OK, I may be guilty here. There are very specific definitions for what I would claim are very general phrases and I'm not aware of them, I suppose. I took "utilitarian individualist" in the sense of utilitarian as a model for morality, such that things defined as "good" are things which are useful for protecting sovereignty of the individual and his liberty.
[snip "enlightenerati" (nice word, BTW) - see my reply to Doug]
> >The robot is only superior if you judge
> >superiority using amount of debt and number of useless toys. The robot
> >knows nothing of utility and lives his life trying to stamp out the little
> >individuality he has. The robots dress alike, talk alike, and think
> >alike. The robot is programmed for fear,
> is this dave you're channeling here or what!?
You got the "brief history of Matt" offlist. :-) No, my philosophies were firm long before I met the talking Woodchuck.
> btw, you should read
> c.wright mills and herbert marcuse on the same phenom! (i won't hold my
> breath though. rotf!)
Well, this is the essence of a Wilsonian "fnord".

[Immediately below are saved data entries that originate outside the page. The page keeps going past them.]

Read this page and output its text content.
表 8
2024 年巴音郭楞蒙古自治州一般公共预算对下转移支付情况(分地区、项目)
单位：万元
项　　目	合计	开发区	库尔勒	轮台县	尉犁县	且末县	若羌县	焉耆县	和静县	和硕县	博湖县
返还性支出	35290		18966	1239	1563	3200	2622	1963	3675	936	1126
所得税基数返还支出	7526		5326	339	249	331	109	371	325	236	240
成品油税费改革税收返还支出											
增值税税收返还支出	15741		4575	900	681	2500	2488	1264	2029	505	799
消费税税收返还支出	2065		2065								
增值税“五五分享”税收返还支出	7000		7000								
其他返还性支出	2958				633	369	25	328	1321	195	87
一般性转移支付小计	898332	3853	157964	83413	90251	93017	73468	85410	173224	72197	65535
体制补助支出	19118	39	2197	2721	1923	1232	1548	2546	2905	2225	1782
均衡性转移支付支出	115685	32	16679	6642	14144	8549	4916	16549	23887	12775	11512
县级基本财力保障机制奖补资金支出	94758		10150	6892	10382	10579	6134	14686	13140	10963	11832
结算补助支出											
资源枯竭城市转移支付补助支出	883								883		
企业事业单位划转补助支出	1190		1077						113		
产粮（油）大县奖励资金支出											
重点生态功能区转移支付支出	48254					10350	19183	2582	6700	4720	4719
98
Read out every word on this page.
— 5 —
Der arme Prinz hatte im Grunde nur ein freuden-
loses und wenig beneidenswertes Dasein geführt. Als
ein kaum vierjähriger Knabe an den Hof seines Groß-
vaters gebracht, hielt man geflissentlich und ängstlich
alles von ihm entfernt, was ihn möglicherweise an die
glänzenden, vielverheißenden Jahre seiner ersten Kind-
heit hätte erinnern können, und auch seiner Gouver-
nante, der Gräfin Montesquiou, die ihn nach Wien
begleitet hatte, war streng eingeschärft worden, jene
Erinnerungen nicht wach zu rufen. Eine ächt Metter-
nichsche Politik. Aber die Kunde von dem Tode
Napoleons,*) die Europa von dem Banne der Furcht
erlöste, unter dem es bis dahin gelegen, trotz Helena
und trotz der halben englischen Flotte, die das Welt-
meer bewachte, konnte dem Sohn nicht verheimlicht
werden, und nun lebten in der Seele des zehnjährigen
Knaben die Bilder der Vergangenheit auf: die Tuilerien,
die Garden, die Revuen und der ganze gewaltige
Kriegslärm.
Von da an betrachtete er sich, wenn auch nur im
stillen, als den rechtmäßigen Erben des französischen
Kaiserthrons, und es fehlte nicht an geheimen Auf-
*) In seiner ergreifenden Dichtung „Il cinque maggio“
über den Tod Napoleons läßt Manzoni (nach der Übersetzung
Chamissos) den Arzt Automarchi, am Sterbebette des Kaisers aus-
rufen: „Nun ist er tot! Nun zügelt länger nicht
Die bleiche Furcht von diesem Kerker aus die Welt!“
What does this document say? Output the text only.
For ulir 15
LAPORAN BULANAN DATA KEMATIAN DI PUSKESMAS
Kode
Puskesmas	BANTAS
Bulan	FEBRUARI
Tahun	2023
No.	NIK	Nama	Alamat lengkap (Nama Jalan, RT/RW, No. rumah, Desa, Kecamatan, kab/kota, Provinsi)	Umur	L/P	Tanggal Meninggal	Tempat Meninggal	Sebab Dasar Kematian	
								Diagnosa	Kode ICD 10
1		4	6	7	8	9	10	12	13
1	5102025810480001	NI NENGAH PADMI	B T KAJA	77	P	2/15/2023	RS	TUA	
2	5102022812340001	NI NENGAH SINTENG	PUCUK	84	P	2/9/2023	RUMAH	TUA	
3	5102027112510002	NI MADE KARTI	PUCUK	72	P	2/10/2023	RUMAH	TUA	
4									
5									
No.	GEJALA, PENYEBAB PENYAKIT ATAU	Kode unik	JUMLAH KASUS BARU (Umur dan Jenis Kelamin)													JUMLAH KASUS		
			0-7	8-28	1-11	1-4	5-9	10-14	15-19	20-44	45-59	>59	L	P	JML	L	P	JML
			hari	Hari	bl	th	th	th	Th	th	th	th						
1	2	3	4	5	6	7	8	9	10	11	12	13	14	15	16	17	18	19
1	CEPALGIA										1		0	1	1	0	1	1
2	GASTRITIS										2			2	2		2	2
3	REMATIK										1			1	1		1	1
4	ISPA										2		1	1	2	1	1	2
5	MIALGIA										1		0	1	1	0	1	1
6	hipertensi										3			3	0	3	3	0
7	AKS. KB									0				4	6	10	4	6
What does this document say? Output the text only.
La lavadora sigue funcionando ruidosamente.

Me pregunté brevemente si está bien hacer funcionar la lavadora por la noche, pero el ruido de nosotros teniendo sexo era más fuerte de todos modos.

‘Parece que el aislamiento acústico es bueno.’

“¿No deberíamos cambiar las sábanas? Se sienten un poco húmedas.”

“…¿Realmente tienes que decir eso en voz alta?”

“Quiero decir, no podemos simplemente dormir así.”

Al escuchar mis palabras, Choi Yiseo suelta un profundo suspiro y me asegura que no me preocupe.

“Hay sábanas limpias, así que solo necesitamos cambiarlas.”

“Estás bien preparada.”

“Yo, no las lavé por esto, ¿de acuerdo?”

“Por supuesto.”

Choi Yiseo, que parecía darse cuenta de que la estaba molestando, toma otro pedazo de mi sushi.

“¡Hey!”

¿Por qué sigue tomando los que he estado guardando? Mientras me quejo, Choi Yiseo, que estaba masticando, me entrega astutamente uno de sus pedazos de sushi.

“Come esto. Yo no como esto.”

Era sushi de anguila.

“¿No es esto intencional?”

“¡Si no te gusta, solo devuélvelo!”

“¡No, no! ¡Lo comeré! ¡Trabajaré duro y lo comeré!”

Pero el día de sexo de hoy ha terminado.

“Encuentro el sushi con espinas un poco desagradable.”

> >and has been conditioned to
> >associate fear and unpleasantness with responsibility, so the robot does
> >anything to abandon responsibility whenever possible.
> basic utilitarian algorithms...
It was the "individualistic" more than the "utilitarian" that my comments were addressing.
> >The equivocation of social darwinism with libertarian political philosophy
> >is absurd. Libertarians believe in cooperation and charity, we just don't
> >want to be forced to cooperate and support charities at the barrel of a
> i don't think you understand what social darwinism is. see herbert
> spencer, a grand old daddy of liberal social theory--as in old fashioned
> liberal social theory (see also, d.d.)
Social darwinism is the theory in sociology that groups achieve advantage over others based upon genetic and biological "superiority", no?
> >It would be more useful to evaluate the social darwinist theories
> >providing the foundation for programs like affirmative action.
> you are talking about social engineering i think yes?
Yes affirmative action is social engineering. But I am talking about the rationale behind *why* such engineering is a good thing. The reasoning behind such programs is a lot closer to social darwinism than the champions of affirmative action would be comfortable to admit.